Abstract 586: Smooth Muscle Cells Healing Atherosclerotic Plaque Disruptions are of Local, Not Blood, Origin in ApoE Knockout Mice
Background. Smooth muscle cell (SMC)-mediated healing of non-lethal plaque ruptures is considered a major mechanism in the formation of arterial stenoses, but the source of the healing SMCs is unknown. Recent studies have suggested that activated platelets on ruptured plaques may recruit SMCs from bone marrow-derived progenitor cells. In the present study, we analyzed the origin of healing SMCs after mechanical plaque disruption in apoE knockout (apoE−/−) mice.

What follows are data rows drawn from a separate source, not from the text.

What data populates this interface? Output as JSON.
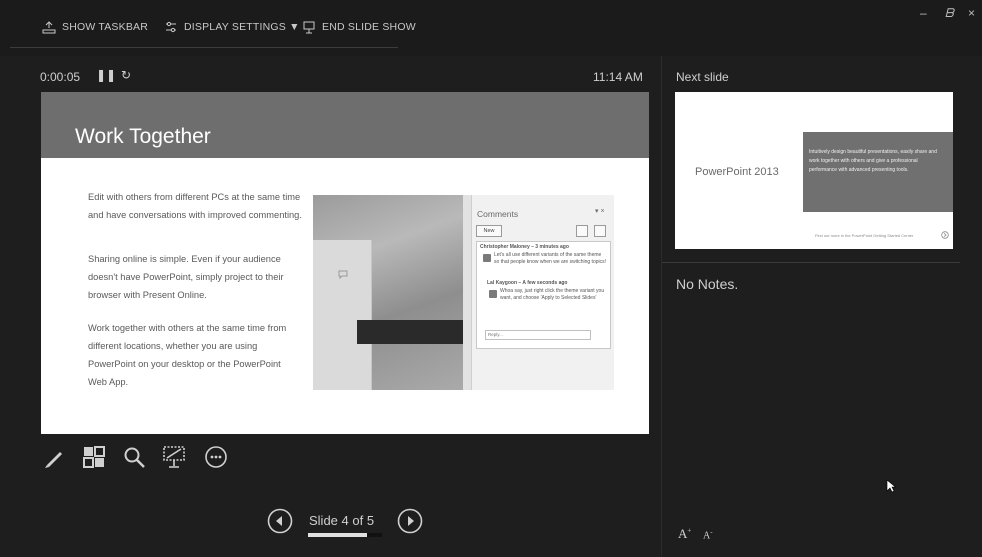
{
  "toolbar": {
    "show_taskbar": "SHOW TASKBAR",
    "display_settings": "DISPLAY SETTINGS ▼",
    "end_slide_show": "END SLIDE SHOW"
  },
  "window_controls": {
    "minimize": "–",
    "restore": "🗗",
    "close": "×"
  },
  "presenter": {
    "timer": "0:00:05",
    "clock": "11:14 AM"
  },
  "current_slide": {
    "title": "Work Together",
    "paragraphs": [
      "Edit with others from different PCs at the same time and have conversations with improved commenting.",
      "Sharing online is simple. Even if your audience doesn't have PowerPoint, simply project to their browser with Present Online.",
      "Work together with others at the same time from different locations, whether you are using PowerPoint on your desktop or the PowerPoint Web App."
    ],
    "comments_panel": {
      "title": "Comments",
      "new_button": "New",
      "comment1_author": "Christopher Maloney – 3 minutes ago",
      "comment1_text": "Let's all use different variants of the same theme so that people know when we are switching topics!",
      "comment2_author": "Lal Kaygoon – A few seconds ago",
      "comment2_text": "Whoa say, just right click the theme variant you want, and choose 'Apply to Selected Slides'",
      "reply_placeholder": "Reply..."
    }
  },
  "navigation": {
    "slide_counter": "Slide 4 of 5",
    "current": 4,
    "total": 5
  },
  "next_slide": {
    "label": "Next slide",
    "title": "PowerPoint 2013",
    "box_text": "Intuitively design beautiful presentations, easily share and work together with others and give a professional performance with advanced presenting tools.",
    "footer": "Find out more in the PowerPoint Getting Started Center"
  },
  "notes": {
    "text": "No Notes."
  },
  "font_controls": {
    "increase": "A",
    "decrease": "A"
  },
  "icons": {
    "pen": "pen-icon",
    "grid": "see-all-slides-icon",
    "zoom": "magnifier-icon",
    "black_screen": "black-screen-icon",
    "more": "more-options-icon",
    "prev": "previous-arrow-icon",
    "next": "next-arrow-icon"
  },
  "colors": {
    "background": "#1e1e1e",
    "slide_header": "#6e6e6e",
    "text": "#cfcfcf"
  }
}
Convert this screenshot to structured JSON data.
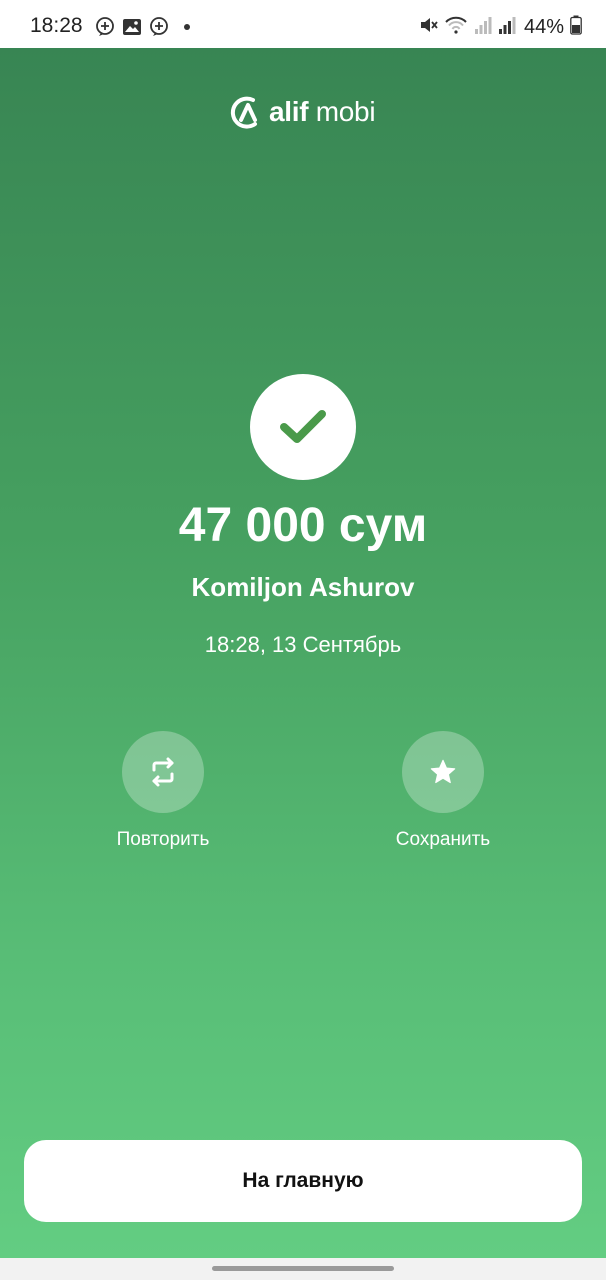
{
  "status_bar": {
    "time": "18:28",
    "battery": "44%",
    "notification_icons": [
      "messenger-icon",
      "gallery-icon",
      "messenger-icon",
      "dot"
    ],
    "system_icons": [
      "mute-icon",
      "wifi-icon",
      "signal-icon",
      "signal-icon",
      "battery-icon"
    ]
  },
  "logo": {
    "brand": "alif",
    "product": "mobi"
  },
  "receipt": {
    "status_icon": "checkmark-icon",
    "amount": "47 000 сум",
    "recipient": "Komiljon Ashurov",
    "datetime": "18:28, 13 Сентябрь"
  },
  "actions": {
    "repeat_label": "Повторить",
    "save_label": "Сохранить"
  },
  "home_button_label": "На главную",
  "colors": {
    "gradient_top": "#388553",
    "gradient_bottom": "#63cd82",
    "check": "#4a9a4a"
  }
}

Methods and Results. I. To investigate whether hematopoietic stem cells contribute to healing SMCs, old apoE−/− mice (n=15), 18 months of age, were lethally irradiated and reconstituted with bone marrow cells from enhanced green fluorescent (eGFP) transgenic apoE−/− mice. Four weeks later, mechanical plaque ruptures were produced in carotid plaques by repeated insertion of a microsurgical needle from the luminal side. In mice killed after 30 minutes (n=5), plaque disruption with superimposed, platelet-rich thrombosis was uniformly present. After one week (n=4), the luminal thrombi had resolved, and after four weeks (n=6), focal and distinct accumulations of SMCs indicative of healed disruption sites were found. No bone marrow-derived eGFP+ SMCs, identified by positive staining for smooth muscle α-actin (SMαA), were detected among 3560 SMCs analyzed in healed plaques. II. To investigate whether any circulating cell type contributes to healing SMCs, carotid bifurcations harboring advanced atherosclerotic plaques were cross-grafted between apoE−/− and eGFP+ apoE−/− mice followed by mechanical plaque disruption of the transplanted plaque. Healed plaques were analyzed after four weeks. In apoE−/− carotid plaques grafted into eGFP+apoE−/− mice (n=10), no eGFP+ SMCs were detected (among 7980 SMCs analyzed) except for very few near an anastomosis site. Consistently, in eGFP+apoE−/− carotid plaques grafted into apoE−/− mice (n=4), 97% of SMCs in healed plaques were eGFP+(2896 of 2982 SMCs analyzed), which was similar to that found in eGFP+apoE−/− positive controls (98%, n=2).
Conclusions. SMCs healing atherosclerotic plaque disruptions are derived entirely from the local arterial wall and not circulating progenitor cells in apoE−/− mice.